結界にガンガンぶつかる音がしてるけど、術がぶつかって砕ける。
僕の結界が術を防いだ。
「リシェールめ、この化物が!」
僕を憎々しく睨む老人。
けれど手が無くなったんだろう、攻撃は沈黙してる。
でも……このままじゃまた同じ事が繰り返される…。
「アレク様、姉さん…僕を、信じてくれますか?」
「俺は常にリシェだけを信じている。
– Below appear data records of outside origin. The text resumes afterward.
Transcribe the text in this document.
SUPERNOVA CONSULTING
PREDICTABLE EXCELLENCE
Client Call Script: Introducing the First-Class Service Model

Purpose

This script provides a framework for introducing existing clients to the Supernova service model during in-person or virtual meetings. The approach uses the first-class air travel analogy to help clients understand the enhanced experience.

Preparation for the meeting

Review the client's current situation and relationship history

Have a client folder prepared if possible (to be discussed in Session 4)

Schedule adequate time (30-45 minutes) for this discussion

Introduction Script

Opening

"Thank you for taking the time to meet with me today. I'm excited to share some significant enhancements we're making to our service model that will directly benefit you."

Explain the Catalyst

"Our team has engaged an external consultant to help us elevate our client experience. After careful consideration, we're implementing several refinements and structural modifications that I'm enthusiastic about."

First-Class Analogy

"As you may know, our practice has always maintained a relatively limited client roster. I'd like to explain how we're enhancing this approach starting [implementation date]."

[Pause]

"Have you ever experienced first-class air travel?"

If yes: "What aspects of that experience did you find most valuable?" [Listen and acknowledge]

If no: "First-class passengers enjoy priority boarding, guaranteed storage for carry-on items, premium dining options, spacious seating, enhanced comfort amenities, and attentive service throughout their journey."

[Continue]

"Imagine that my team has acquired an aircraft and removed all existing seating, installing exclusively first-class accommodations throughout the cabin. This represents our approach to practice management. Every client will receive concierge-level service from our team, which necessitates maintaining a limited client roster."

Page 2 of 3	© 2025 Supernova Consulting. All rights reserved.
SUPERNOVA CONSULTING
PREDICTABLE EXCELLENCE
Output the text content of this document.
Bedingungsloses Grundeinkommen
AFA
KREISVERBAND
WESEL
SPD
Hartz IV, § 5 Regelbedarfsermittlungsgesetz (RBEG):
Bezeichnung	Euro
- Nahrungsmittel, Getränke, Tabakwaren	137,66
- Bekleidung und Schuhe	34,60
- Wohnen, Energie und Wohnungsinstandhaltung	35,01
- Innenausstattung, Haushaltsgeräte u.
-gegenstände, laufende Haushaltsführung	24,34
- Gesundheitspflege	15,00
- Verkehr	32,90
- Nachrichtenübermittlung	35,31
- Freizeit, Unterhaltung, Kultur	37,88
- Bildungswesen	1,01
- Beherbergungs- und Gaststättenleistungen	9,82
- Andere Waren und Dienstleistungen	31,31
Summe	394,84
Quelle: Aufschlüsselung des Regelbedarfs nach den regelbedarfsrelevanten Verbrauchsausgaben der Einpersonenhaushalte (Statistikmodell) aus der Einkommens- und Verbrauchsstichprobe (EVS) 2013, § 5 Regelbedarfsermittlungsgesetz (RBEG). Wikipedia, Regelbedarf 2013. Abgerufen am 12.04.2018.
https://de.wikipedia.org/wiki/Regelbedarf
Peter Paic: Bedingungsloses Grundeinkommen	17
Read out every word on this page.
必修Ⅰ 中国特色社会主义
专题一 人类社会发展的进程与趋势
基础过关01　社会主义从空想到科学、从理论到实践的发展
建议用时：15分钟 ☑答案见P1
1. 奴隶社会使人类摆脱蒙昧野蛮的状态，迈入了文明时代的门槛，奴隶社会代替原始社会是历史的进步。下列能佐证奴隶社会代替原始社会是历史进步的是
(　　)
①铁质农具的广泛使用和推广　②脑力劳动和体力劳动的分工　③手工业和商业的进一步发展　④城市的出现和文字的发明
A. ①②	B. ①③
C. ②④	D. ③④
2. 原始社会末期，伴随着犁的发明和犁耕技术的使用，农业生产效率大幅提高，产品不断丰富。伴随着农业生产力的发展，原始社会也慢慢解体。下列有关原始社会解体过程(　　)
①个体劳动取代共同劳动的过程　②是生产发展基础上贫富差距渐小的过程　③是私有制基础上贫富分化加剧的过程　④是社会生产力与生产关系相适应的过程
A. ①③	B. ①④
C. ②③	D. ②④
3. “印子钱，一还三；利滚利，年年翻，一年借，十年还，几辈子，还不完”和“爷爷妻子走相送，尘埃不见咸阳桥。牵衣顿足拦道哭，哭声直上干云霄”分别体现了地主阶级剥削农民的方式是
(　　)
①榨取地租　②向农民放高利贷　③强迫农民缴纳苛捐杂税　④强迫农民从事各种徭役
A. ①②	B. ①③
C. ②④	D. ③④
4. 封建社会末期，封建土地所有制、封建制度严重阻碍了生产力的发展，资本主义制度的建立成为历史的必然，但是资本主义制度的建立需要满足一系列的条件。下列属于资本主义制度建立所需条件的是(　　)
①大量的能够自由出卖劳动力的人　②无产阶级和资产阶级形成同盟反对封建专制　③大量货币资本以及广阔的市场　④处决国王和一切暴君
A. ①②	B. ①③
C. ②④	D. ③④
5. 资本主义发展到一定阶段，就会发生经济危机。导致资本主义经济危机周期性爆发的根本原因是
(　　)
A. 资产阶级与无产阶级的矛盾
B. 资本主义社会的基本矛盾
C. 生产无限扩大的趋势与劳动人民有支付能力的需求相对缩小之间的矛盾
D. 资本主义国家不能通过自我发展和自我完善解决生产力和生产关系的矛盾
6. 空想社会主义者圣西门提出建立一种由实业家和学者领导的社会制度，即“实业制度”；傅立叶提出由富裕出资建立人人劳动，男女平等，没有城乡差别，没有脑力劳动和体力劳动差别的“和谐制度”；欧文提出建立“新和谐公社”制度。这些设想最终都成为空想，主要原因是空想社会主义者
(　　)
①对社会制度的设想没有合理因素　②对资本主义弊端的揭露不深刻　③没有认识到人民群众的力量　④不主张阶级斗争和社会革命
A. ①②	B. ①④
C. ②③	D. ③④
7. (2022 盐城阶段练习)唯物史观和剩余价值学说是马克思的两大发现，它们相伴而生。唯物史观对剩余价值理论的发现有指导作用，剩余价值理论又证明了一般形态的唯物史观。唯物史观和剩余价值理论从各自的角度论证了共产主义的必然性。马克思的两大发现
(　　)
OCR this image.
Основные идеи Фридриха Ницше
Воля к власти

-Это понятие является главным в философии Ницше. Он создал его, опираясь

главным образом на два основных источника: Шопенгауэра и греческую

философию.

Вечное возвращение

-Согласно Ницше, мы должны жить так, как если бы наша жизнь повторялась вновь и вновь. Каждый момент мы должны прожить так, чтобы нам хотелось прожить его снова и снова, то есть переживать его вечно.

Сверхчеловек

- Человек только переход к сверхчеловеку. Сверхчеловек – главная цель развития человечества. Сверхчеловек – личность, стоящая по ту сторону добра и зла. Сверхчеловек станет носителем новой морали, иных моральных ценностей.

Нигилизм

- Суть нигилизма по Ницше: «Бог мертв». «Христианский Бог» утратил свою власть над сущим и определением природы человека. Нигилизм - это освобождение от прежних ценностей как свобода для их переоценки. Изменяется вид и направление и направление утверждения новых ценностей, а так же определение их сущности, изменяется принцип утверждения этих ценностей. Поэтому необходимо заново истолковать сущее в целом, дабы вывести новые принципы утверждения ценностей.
」
「そうよ、愛する弟を信じなくて他に誰を信じるの?」
二人は笑顔で答えてくれた。
すぐに僕は詠唱を始めた。
アレク様が光を姉さんに返して、姉さんが僕の結界を継いでくれる。
「こ…このスペルは…!」
老人はさすがに古き神だからか、何の術か気付いたらしい。
僕を止めようとしたけど、もう遅い。
この術は敵味方関係無く、誰も逃れられない。
術者本人も。
この場に居る人……いや、この世界『セント・フリージア』に居る者全員が対象になっている。
「貴方達が正しいか、はっきりさせましょう!」
『神判』の術……全ての属性に有効な『破壊神』の力を発動した僕は、術に包まれて身体が動かなくなる。
アレク様、姉さんも勿論、敵全員も。
この場に居ないのに術に掛かっている家族やリシェール、陽太さん。
そして……多くの人々はさぞかし不安だろう。
「よせ、止めよ!」
「貴方達が正しいなら恐れる必要は無いでしょう?」
理に問い掛ける神術。
理が善悪を判定して、間違っている方が滅ぶ。
通常と違い魂も滅ぶから、滅ぶ方はもう転生なんて出来ない。
僕はこの世界全てを判定に掛けた。
視界にアレク様と姉さんが映った。
二人共一切の不安の無い表情を浮かべていたので、僕は微笑を二人に向けた。